The Circle of fifths is a circle of closely related pitches or key tonalities. It shows how the different keys are related to one another. It is usually shown as a circle with the names of keys around it. If you take any key in the circle, its fifth is the one to its right. It can be easily understood together with a piano keyboard. The letters on the ring refer to major key names and chord roots. The letters on the inside ring refer to minor keys and chord roots. The rings are arranged so that the major keys are adjacent to their relative minor counterparts. For example, A minor (in the inner ring) is the relative minor of C major (on the outer ring).
Each time we went to a sharper key we took the note which was the 5th note of the previous scale (G, with one sharp, was the 5th note of C major. D, with two sharps, was the 5th note of G, etc).
In a diagram this can be shown as a circle which is called the “Circle of Fifths”. As each scale gets more sharps we go clockwise round the circle. Below is a video on this:
Starting at any pitch, ascending by the interval of an equal tempered fifth, one passes all twelve tones clockwise, to return to the beginning pitch class. At the top of the circle, the key of C Major has no sharps or flats. Moving clockwise on the circle, we go from C to G to D, etc. This movement can be interpreted in two ways. First, if we are going up the scale, the interval from C to G is a fifth. Second, if we are going down the scale, the interval from C to G is a fourth. Listen to the examples below:
Crucially, when moving clockwise it is by ascending fifths. This means each key that moves up by a fifth will also gain extra sharps each time e.g.
- C, d, e, f…
- G, a, b, c…(5th from C – one sharp)
- D, e, f, g… (5th from G – two sharps)
- A, b, c♯, d (5th from D – two sharp)
- E, f♯ , g♯ , a …(5th from A – one sharp)

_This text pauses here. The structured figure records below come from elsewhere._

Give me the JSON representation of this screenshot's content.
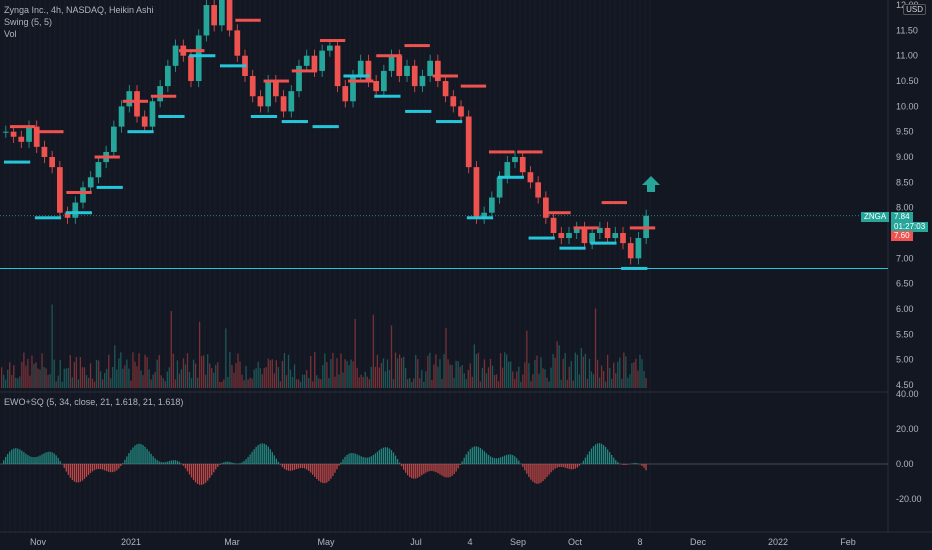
{
  "legend": {
    "title": "Zynga Inc., 4h, NASDAQ, Heikin Ashi",
    "swing": "Swing (5, 5)",
    "vol": "Vol",
    "ewo": "EWO+SQ (5, 34, close, 21, 1.618, 21, 1.618)"
  },
  "currency": "USD",
  "price_axis": [
    "12.00",
    "11.50",
    "11.00",
    "10.50",
    "10.00",
    "9.50",
    "9.00",
    "8.50",
    "8.00",
    "7.50",
    "7.00",
    "6.50",
    "6.00",
    "5.50",
    "5.00",
    "4.50"
  ],
  "osc_axis": [
    "40.00",
    "20.00",
    "0.00",
    "-20.00"
  ],
  "time_axis": [
    "Nov",
    "2021",
    "Mar",
    "May",
    "Jul",
    "4",
    "Sep",
    "Oct",
    "8",
    "Dec",
    "2022",
    "Feb"
  ],
  "badges": {
    "symbol": "ZNGA",
    "last": "7.84",
    "countdown": "01:27:03",
    "low": "7.60"
  },
  "colors": {
    "up": "#26a69a",
    "down": "#ef5350",
    "swing_high": "#ef5350",
    "swing_low": "#26c6da",
    "bg": "#131722",
    "arrow": "#26a69a"
  },
  "chart_data": {
    "type": "candlestick",
    "price_range": [
      4.4,
      12.1
    ],
    "osc_range": [
      -25,
      40
    ],
    "closes": [
      9.5,
      9.4,
      9.3,
      9.6,
      9.2,
      9.0,
      8.8,
      7.9,
      7.8,
      8.1,
      8.4,
      8.6,
      8.9,
      9.1,
      9.6,
      10.0,
      10.3,
      9.8,
      9.6,
      10.1,
      10.4,
      10.8,
      11.2,
      11.0,
      10.5,
      11.4,
      12.0,
      11.6,
      12.2,
      11.5,
      11.0,
      10.6,
      10.2,
      10.0,
      10.5,
      10.2,
      9.9,
      10.3,
      10.8,
      11.0,
      10.7,
      11.1,
      11.2,
      10.4,
      10.1,
      10.6,
      10.9,
      10.5,
      10.3,
      10.7,
      11.0,
      10.6,
      10.8,
      10.4,
      10.6,
      10.9,
      10.5,
      10.2,
      10.0,
      9.8,
      8.8,
      7.8,
      7.9,
      8.2,
      8.6,
      8.9,
      9.0,
      8.7,
      8.5,
      8.2,
      7.8,
      7.5,
      7.4,
      7.5,
      7.6,
      7.3,
      7.5,
      7.6,
      7.4,
      7.5,
      7.3,
      7.0,
      7.4,
      7.84
    ],
    "swing_highs": [
      9.6,
      9.5,
      8.3,
      9.0,
      10.1,
      10.2,
      11.1,
      12.3,
      11.7,
      10.5,
      10.7,
      11.3,
      10.5,
      11.0,
      11.2,
      10.6,
      10.4,
      9.1,
      9.1,
      7.9,
      7.6,
      8.1,
      7.6
    ],
    "swing_lows": [
      8.9,
      7.8,
      7.9,
      8.4,
      9.5,
      9.8,
      11.0,
      10.8,
      9.8,
      9.7,
      9.6,
      10.6,
      10.2,
      9.9,
      9.7,
      7.8,
      8.6,
      7.4,
      7.2,
      7.3,
      6.8
    ]
  }
}
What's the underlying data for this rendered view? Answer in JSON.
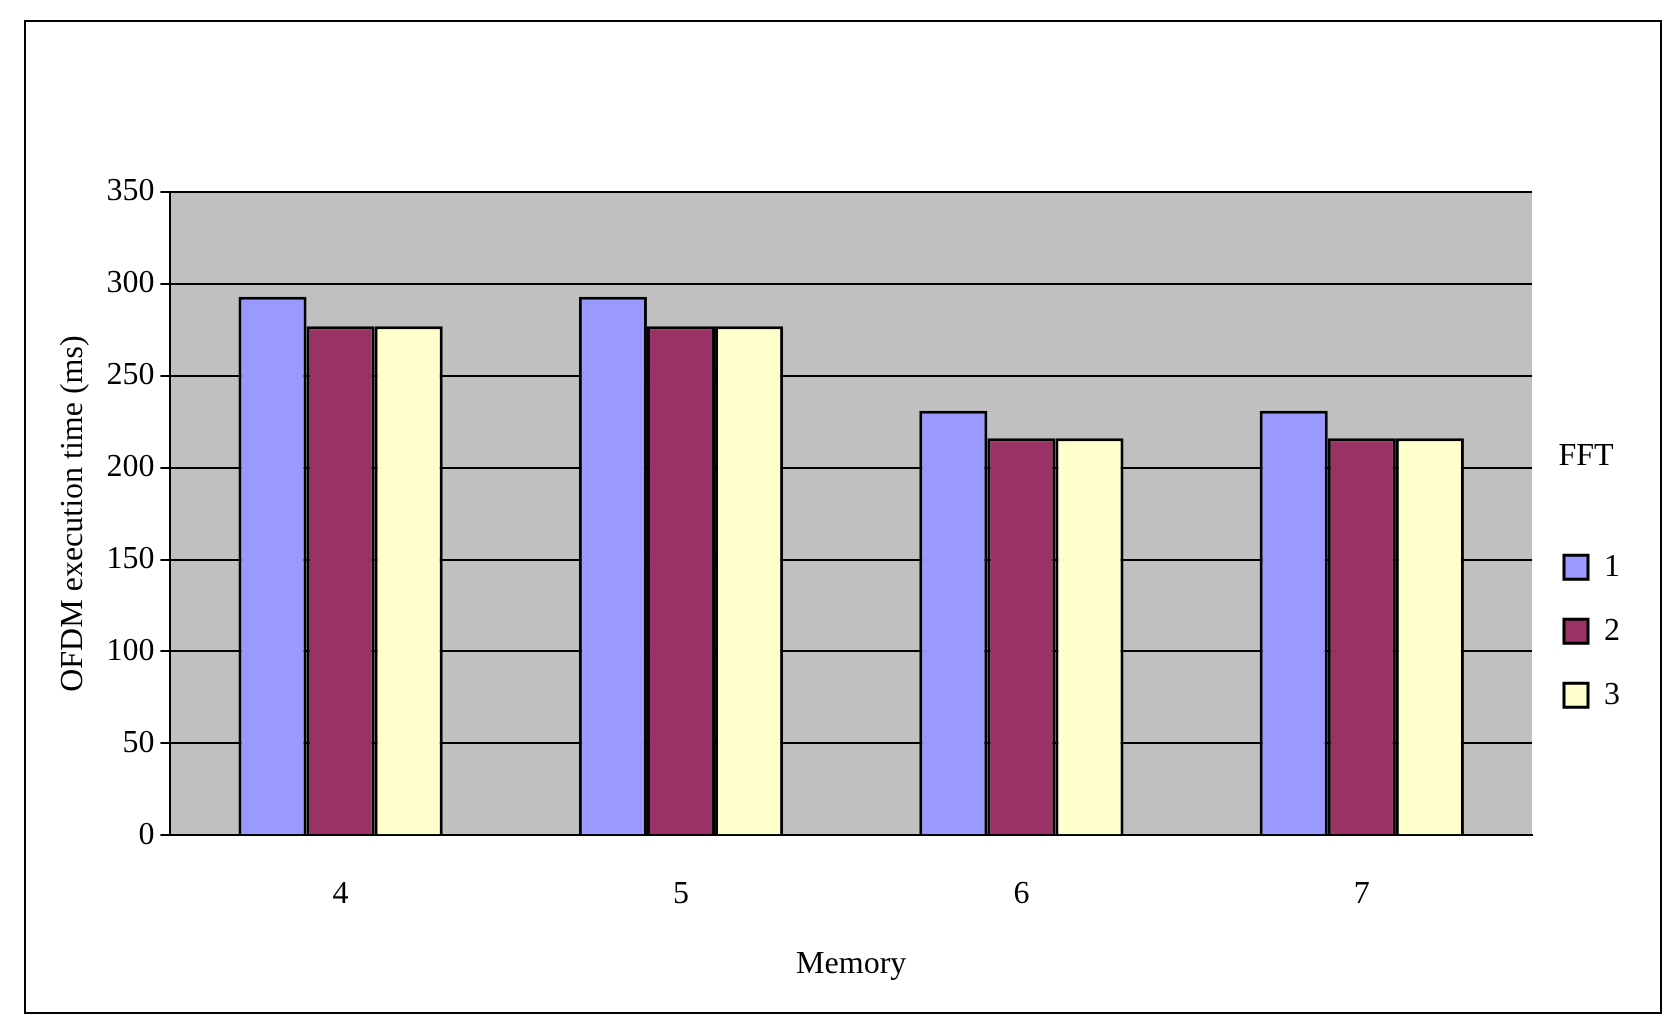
{
  "chart_data": {
    "type": "bar",
    "xlabel": "Memory",
    "ylabel": "OFDM execution time (ms)",
    "legend_title": "FFT",
    "categories": [
      "4",
      "5",
      "6",
      "7"
    ],
    "series": [
      {
        "name": "1",
        "color": "#9999ff",
        "values": [
          293,
          293,
          231,
          231
        ]
      },
      {
        "name": "2",
        "color": "#993366",
        "values": [
          277,
          277,
          216,
          216
        ]
      },
      {
        "name": "3",
        "color": "#ffffcc",
        "values": [
          277,
          277,
          216,
          216
        ]
      }
    ],
    "ylim": [
      0,
      350
    ],
    "yticks": [
      0,
      50,
      100,
      150,
      200,
      250,
      300,
      350
    ],
    "grid": "y",
    "legend": "right"
  }
}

- B, c♯ , d♯ , e. . (5th from E – five sharps)
- F♯ , g♯, a♯, b…(5th from B six sharps)
- D♭, e♭, f, g♭… (5th from F♯ – no sharps/flats)

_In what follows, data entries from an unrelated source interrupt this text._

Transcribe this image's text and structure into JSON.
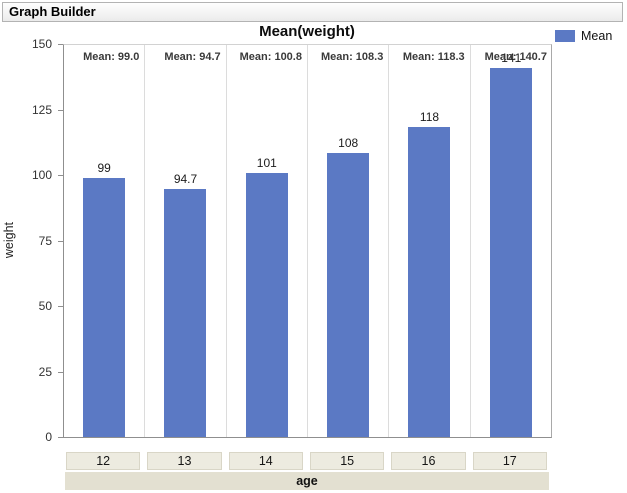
{
  "window": {
    "title": "Graph Builder"
  },
  "chart": {
    "legend": {
      "label": "Mean",
      "position": "top-right"
    }
  },
  "chart_data": {
    "type": "bar",
    "title": "Mean(weight)",
    "categories": [
      "12",
      "13",
      "14",
      "15",
      "16",
      "17"
    ],
    "series": [
      {
        "name": "Mean",
        "values": [
          99.0,
          94.7,
          100.8,
          108.3,
          118.3,
          140.7
        ]
      }
    ],
    "bar_labels": [
      "99",
      "94.7",
      "101",
      "108",
      "118",
      "141"
    ],
    "captions": [
      "Mean: 99.0",
      "Mean: 94.7",
      "Mean: 100.8",
      "Mean: 108.3",
      "Mean: 118.3",
      "Mean: 140.7"
    ],
    "xlabel": "age",
    "ylabel": "weight",
    "ylim": [
      0,
      150
    ],
    "yticks": [
      0,
      25,
      50,
      75,
      100,
      125,
      150
    ],
    "grid": false,
    "legend_position": "top-right",
    "bar_color": "#5b79c4"
  },
  "colors": {
    "bar": "#5b79c4",
    "category_box_bg": "#edebe0",
    "axis_strip_bg": "#e3e0d1",
    "caption_text": "#3a3a3a"
  }
}
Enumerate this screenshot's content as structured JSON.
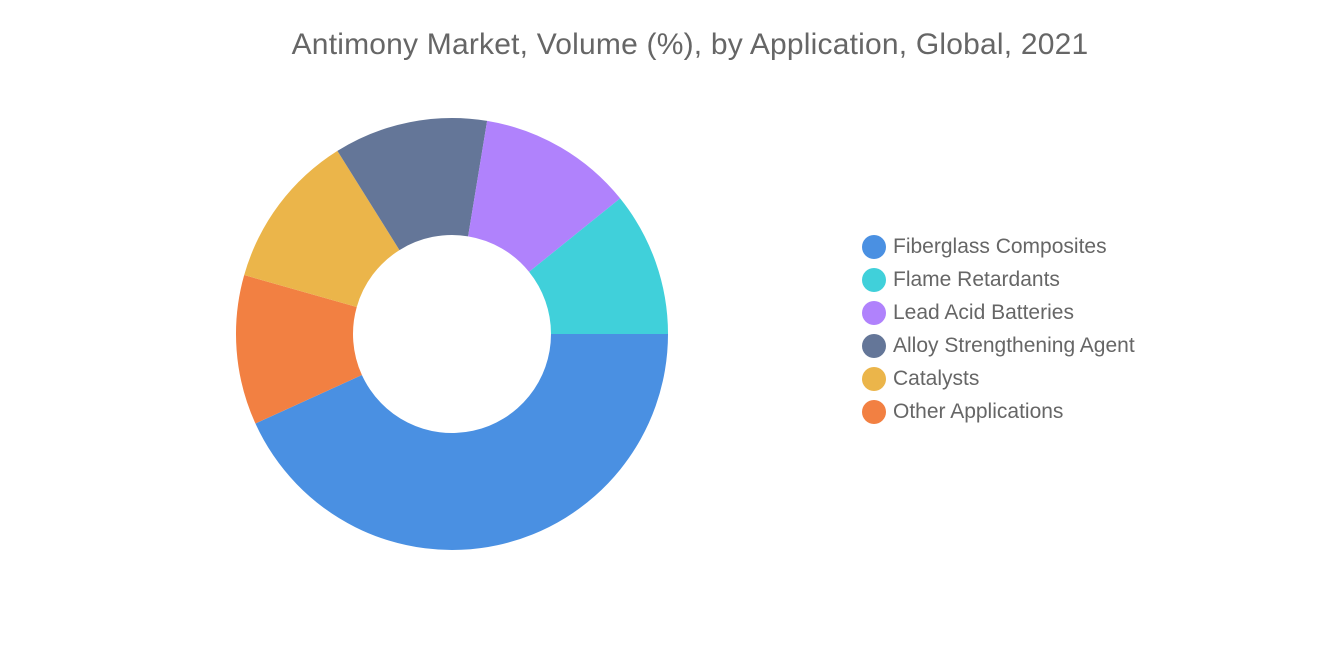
{
  "chart_data": {
    "type": "pie",
    "variant": "donut",
    "title": "Antimony Market, Volume (%), by Application, Global, 2021",
    "legend_position": "right",
    "start": "right, clockwise",
    "slices": [
      {
        "label": "Fiberglass Composites",
        "value": 43.2,
        "color": "#4a90e2"
      },
      {
        "label": "Other Applications",
        "value": 11.2,
        "color": "#f28042"
      },
      {
        "label": "Catalysts",
        "value": 11.7,
        "color": "#ebb54a"
      },
      {
        "label": "Alloy Strengthening Agent",
        "value": 11.5,
        "color": "#647698"
      },
      {
        "label": "Lead Acid Batteries",
        "value": 11.6,
        "color": "#b082fc"
      },
      {
        "label": "Flame Retardants",
        "value": 10.8,
        "color": "#40d0da"
      }
    ],
    "legend": [
      {
        "label": "Fiberglass Composites",
        "color": "#4a90e2"
      },
      {
        "label": "Flame Retardants",
        "color": "#40d0da"
      },
      {
        "label": "Lead Acid Batteries",
        "color": "#b082fc"
      },
      {
        "label": "Alloy Strengthening Agent",
        "color": "#647698"
      },
      {
        "label": "Catalysts",
        "color": "#ebb54a"
      },
      {
        "label": "Other Applications",
        "color": "#f28042"
      }
    ]
  }
}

- A♭, b♭, c, d♭…(5th from D♭ one flat)
- E♭, f, g, a♭…(5th from A♭ – three flats)
- B♭, c, d, e♭…(5th from A♭ two flats)
- F, g, a, b♭ …(5th from B♭ – one flat)
- C (5th from G – two sharps)
Similarly, if we move counter-clockwise around the circle of descending fifths from C to F to Bb, this movement can be interpreted in two ways. First, if we are going up the scale, the interval from C to F is a fourth. Second, if we are going down the scale, the interval from C to F is a fifth.
At the bottom of the circle, the sharp and flat keys overlap, showing pairs of enharmonic key signatures sharing the identical tone. For instance, the key of C♭ has seven flats while the key of B has five sharps. Yet, since they refer to the same note, they are tonally equivalent.
To pass the twelve tones counterclockwise, it is necessary to ascend by perfect fourths, rather than fifths. (To the ear, the sequence of fourths gives an impression of settling, or resolution.
Circle of fifths are useful because:
- Dominant 7th chords (which are common in popular music), have a tendency to move towards (also known as ‘resolve’) certain chords. But which chord is next? The answer is simply to go down a fifth, or counter-clockwise on the circle. So if a piece of music has a G7 chord at the end of a bar/the music, it will resolve onto a C. If we use an F7, it will resolve onto a B♭.
- In a lot of music, the most common chords will be those of the key the music is in, and the chords on either side of it on the circle. For example, if you are playing in the key of C, you’ll likely use F (the subdominant) and G (the dominant) as well.
- When writing songs, sometimes it can be hard to come up with interesting chord progressions. We can use the chart for this by experimenting with moving between relative majors and minors or jumping by a fourths/fifths. Jazz and (especially) Blues sometimes use the circle of fifths in their progression.